Mahkemece, davanın kabulüne karar verilmiş ise de yapılan inceleme ve araştırma karar vermeye yeterli değildir. Bu nedenle; davacı üçüncü kişi ve borçlu şirketlerin tutması zorunlu ticari defterlerinin getirtilerek, dava dışı … Birleşik Mağazaları A.Ş’nin tutması zorunlu ticari defterlerinin ise yerinde inceleme yapılmak sureti ile 22.7.2010 tarihli Factoring Sözleşmesi ve 27.9.2011 tarihli protokol kapsamında ön ödeme, avans, factoring ücreti alınıp alınmadığı, factoring sözleşmesi ve protokol tarihi itibari ile borçlu şirketin … Birleşik Mağazaları A.Ş’den faturaya dayalı alacağı olup olmadığı, borçlunun … Birleşik Mağazaları A.Ş’den olan alacağı nedeni ile protokol ve factoring sözleşmesi gereği davacı üçüncü kişinin borçlu şirkete ödeme yapılıp yapılmadığı yani finansman sağlanıp sağlanmadığı ve Factoring Sözleşmesi kapsamında kullandırılan krediye ilişkin kayıt bulunup bulunmadığının belirlenmesi, öte yandan, … Bankası … Liman Şubesi nezdindeki 70700254 nolu hesaba ilişkin tüm hesap ekstrelerinin getirtilerek hesaba yatırılan ve başka bir hesaba aktarılan paraların tarihleri ile ayrıntılı dökümünün yapılması ve hesap temlik sözleşmesinin yapıldığı 04.01.2012 tarihi itibari ile hesapta bulunan para miktarının saptanması, ödeme, havale ve faturaların ticari defterlere işlenip işlenmediği, işlenmişse bu defterlerin usulune uygun tutulup tutulmadığı, açılış ve kapanış tasdiklerinin yapılıp yapılmadığı hususlarının yapılan ödemeler ve banka kayıtları da dikkate alınarak açıklığa kavuşturulması, öte yandan davacı üçüncü kişinin alacaklılara yönelttiği sıra cetveline itiraz davasında verilecek kararın gözetilmesi, diğer bilgi ve belgeler de dikkate alınarak uyuşmazlık hakkında bir karar verilmesi gerekirken, dosya üzerinden yapılan yetersiz bilirkişi raporu ile yetinilerek karar verilmesi doğru olmamıştır.

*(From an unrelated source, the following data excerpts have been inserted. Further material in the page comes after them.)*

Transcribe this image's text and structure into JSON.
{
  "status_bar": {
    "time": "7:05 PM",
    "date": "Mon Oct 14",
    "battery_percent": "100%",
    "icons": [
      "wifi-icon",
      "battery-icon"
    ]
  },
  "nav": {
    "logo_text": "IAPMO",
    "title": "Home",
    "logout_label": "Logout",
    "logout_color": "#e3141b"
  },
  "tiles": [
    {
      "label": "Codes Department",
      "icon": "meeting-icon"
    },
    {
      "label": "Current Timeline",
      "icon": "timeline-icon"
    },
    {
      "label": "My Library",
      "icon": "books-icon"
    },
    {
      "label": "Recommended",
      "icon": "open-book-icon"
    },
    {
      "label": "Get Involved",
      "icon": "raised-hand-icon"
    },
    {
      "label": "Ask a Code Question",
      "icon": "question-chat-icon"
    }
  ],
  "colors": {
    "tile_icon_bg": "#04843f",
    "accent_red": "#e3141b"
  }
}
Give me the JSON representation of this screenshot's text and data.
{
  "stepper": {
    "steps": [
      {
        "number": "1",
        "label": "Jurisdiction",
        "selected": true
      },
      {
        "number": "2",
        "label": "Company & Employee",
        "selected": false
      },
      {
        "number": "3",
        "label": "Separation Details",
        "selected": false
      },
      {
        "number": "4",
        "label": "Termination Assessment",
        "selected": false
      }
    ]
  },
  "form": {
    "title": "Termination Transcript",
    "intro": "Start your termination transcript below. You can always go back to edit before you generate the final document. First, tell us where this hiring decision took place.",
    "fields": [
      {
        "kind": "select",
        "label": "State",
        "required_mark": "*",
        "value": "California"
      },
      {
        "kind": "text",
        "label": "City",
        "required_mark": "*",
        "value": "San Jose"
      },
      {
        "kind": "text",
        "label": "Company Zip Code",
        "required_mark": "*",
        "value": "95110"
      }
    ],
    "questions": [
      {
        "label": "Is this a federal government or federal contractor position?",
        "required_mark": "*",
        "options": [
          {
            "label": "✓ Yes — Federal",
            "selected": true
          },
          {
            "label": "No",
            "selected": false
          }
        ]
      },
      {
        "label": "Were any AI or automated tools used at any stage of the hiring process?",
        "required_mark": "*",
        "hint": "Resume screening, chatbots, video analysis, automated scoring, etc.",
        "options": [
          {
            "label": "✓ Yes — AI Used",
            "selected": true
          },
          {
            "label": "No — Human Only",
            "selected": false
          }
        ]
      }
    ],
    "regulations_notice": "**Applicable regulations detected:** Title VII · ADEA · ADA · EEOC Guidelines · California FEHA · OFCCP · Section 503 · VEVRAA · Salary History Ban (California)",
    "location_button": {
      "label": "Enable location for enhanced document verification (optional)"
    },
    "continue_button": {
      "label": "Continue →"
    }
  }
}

SONUÇ: Yukarıda açıklanan nedenlerle davalı alacaklı vekillerinin temyiz itirazlarının kabulüyle hükmün İİK’nin 366. ve HUMK’un 428. maddesi gereğince BOZULMASINA ve taraflarca İİK’nin 366/3. maddesi gereğince Yargıtay Daire ilamının tebliğinden itibaren ilama karşı 10 gün içinde karar düzeltme isteğinde bulunulabileceğine, peşin harçların istek halinde temyiz eden alacaklılara ayrı ayrı iadesine, 01.10.2019 tarihinde oy birliğiyle karar verildi.